Our Joint Administration agreement also undertook to look for ways to promote biodiversity and increase Cambridgeshire’s natural capital. Cambridgeshire is one of the most biodiversity-deprived counties in the country. We inherited a commitment from the outgoing administration to a 20 per cent biodiversity net gain, but no baseline from which to measure it.
We moved quickly in-year to allocate £109,000 towards staff capacity, a biodiversity audit, and site repairs; and we have now added £105,000 to the budget for the forthcoming year to develop the actions required for the biodiversity commitments in our Climate Change & Environment Strategy, and to ensure the best biodiversity and natural capital benefits are gained from the council’s own public assets.
We will also be funding an investigation into establishing an Active Parks Unit within the council.
I have mentioned climate change. Our revised Climate Change & Environment Strategy was referred unanimously from the Environment & Green Investment Committee, and I hope it will receive unanimous support here later today. Our budget includes a commitment of £340,000 in this coming year, and reducing sums for the two years after that, to support the delivery of that strategy and help reduce carbon emissions on the part of the council and of Cambridgeshire more widely.

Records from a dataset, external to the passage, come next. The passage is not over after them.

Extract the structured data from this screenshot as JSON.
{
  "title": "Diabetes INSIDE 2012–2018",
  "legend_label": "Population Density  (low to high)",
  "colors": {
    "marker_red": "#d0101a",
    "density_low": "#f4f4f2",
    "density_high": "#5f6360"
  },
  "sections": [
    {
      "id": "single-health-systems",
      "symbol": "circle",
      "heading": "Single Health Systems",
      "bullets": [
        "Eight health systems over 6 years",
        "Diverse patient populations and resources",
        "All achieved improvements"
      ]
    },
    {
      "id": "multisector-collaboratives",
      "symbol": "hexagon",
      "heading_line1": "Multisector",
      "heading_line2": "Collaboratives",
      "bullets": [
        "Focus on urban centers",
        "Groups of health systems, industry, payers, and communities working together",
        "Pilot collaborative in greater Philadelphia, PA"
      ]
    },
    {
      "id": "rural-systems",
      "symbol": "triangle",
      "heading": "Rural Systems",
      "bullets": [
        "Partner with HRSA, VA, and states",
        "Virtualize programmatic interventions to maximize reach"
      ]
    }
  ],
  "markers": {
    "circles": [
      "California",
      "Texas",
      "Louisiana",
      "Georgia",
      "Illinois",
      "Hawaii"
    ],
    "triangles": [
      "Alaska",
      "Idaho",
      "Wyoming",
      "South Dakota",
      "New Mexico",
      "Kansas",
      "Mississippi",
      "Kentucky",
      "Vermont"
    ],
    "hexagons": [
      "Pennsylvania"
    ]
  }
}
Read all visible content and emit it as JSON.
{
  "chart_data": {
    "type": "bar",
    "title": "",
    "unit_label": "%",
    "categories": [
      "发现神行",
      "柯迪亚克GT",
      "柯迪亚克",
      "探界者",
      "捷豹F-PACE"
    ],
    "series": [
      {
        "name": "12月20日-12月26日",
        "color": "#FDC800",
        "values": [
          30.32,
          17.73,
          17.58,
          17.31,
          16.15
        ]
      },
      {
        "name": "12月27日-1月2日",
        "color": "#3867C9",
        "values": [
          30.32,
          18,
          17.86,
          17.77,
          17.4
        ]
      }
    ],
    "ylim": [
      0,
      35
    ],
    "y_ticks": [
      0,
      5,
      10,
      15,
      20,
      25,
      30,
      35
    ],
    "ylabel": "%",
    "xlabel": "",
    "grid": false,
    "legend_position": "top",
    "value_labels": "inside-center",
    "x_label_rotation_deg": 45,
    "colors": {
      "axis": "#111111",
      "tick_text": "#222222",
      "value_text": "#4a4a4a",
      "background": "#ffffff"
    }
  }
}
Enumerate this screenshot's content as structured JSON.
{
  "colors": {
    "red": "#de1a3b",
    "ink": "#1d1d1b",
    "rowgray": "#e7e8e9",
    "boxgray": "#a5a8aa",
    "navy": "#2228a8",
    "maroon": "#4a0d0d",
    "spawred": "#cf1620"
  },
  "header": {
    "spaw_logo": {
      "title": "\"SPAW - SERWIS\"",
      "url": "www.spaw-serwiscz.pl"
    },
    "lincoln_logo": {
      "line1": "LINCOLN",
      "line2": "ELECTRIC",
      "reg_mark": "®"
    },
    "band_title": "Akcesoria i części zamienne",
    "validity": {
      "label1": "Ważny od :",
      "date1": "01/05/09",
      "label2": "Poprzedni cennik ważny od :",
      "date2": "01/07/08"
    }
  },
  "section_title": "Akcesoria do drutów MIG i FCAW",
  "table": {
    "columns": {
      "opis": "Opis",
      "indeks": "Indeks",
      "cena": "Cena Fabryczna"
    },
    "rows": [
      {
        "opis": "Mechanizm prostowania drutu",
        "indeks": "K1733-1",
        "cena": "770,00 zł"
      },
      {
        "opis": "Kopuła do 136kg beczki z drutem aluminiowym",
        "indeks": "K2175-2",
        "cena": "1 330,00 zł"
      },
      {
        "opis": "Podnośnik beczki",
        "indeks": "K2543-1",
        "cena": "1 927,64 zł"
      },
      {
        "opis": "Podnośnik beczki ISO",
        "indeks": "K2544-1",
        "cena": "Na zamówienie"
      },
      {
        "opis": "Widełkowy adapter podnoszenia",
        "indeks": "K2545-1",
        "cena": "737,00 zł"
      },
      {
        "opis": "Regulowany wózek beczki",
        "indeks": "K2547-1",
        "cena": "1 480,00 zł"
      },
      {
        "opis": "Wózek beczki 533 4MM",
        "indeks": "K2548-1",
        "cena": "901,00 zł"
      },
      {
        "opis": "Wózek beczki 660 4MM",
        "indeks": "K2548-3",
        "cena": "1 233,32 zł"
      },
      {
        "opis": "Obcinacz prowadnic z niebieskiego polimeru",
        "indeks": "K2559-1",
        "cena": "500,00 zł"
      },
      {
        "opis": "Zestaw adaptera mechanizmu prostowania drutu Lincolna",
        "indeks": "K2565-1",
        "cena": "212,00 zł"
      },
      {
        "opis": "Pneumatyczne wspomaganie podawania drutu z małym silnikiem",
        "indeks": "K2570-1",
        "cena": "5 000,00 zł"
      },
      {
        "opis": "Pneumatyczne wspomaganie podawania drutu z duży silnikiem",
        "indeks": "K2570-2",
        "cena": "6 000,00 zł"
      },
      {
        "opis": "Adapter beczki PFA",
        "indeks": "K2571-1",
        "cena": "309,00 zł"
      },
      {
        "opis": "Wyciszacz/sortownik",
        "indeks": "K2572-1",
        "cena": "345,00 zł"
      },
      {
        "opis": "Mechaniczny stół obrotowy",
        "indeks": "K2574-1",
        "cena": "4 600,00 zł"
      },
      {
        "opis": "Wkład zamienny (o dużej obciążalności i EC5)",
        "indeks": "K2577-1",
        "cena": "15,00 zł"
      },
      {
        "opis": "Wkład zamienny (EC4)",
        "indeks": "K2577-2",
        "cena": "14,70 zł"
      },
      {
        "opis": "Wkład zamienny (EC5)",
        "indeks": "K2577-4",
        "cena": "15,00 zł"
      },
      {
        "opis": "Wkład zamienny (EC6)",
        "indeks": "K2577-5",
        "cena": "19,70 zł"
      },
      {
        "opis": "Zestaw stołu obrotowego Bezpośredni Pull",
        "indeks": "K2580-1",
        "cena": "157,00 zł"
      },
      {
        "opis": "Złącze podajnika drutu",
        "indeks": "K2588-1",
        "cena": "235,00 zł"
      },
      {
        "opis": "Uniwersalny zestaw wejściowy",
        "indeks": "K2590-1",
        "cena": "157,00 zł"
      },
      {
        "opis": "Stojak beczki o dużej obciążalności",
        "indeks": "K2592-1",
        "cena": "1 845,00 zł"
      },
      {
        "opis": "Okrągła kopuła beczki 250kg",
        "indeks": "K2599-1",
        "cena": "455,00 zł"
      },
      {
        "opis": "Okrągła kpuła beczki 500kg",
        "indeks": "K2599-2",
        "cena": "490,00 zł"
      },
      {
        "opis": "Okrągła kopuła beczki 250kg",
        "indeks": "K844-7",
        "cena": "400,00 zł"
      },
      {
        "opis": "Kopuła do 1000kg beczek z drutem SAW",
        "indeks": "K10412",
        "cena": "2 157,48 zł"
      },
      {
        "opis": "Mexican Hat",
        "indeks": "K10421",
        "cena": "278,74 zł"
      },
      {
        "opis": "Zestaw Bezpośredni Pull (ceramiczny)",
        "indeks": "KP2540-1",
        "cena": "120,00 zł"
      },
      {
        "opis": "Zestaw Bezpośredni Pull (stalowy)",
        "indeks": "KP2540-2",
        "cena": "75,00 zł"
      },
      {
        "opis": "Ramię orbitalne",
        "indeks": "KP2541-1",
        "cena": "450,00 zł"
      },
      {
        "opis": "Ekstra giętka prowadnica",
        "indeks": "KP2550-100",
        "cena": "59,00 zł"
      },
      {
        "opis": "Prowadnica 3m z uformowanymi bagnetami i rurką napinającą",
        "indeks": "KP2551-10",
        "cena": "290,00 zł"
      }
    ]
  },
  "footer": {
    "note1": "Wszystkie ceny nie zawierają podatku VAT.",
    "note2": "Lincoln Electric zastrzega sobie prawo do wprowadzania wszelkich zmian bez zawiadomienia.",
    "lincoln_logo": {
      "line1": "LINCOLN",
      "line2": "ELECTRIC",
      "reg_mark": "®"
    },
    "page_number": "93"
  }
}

Our capital budget sees work progress on the many excellent energy schemes in Cambridgeshire—from those currently under way, to those in their exploratory stages. Swaffham Prior’s Community Heat Scheme. Smart Energy at St Ives, Babraham, and Trumpington. Energy projects at Stanground and Woodston. Solar at North Angle and Fordham. Support to get schools and communities off oil, and to improve the carbon efficiency of council assets and services. And continuing significant investment in decarbonising 69 council owned and occupied buildings. All council buildings will be taken off fossil fuels, and low carbon heating solutions installed, with investment expected to be recouped in full from savings delivered on the council’s energy bills.
This council also continues to work with the Cambridgeshire & Peterborough Combined Authority on improving fixed and mobile internet connectivity.
I also want to say a few words about the council’s County Farms working group, which I chair and which reports into the council’s Strategy & Resources Committee. The budget reflects the hard work the farms team is doing in securing increases in rental income, along with capital investment at Lower Portland Farm at Burwell in particular, and potential opportunities across the county. The county farms team have had a challenging few years, and I very much hope the council corporately will continue to support them and recognise their valuable and much appreciated work.
In conclusion, I would like to thank the absolutely excellent officers who report to my committee. They have been quite frankly a joy to work with. And I would of course also like to thank my vice chair and Independent lead member, Cllrs Nick Gay and Stephen Ferguson, and the members of the Environment & Green Investment Committee for their commitment to this vital area of the council’s work.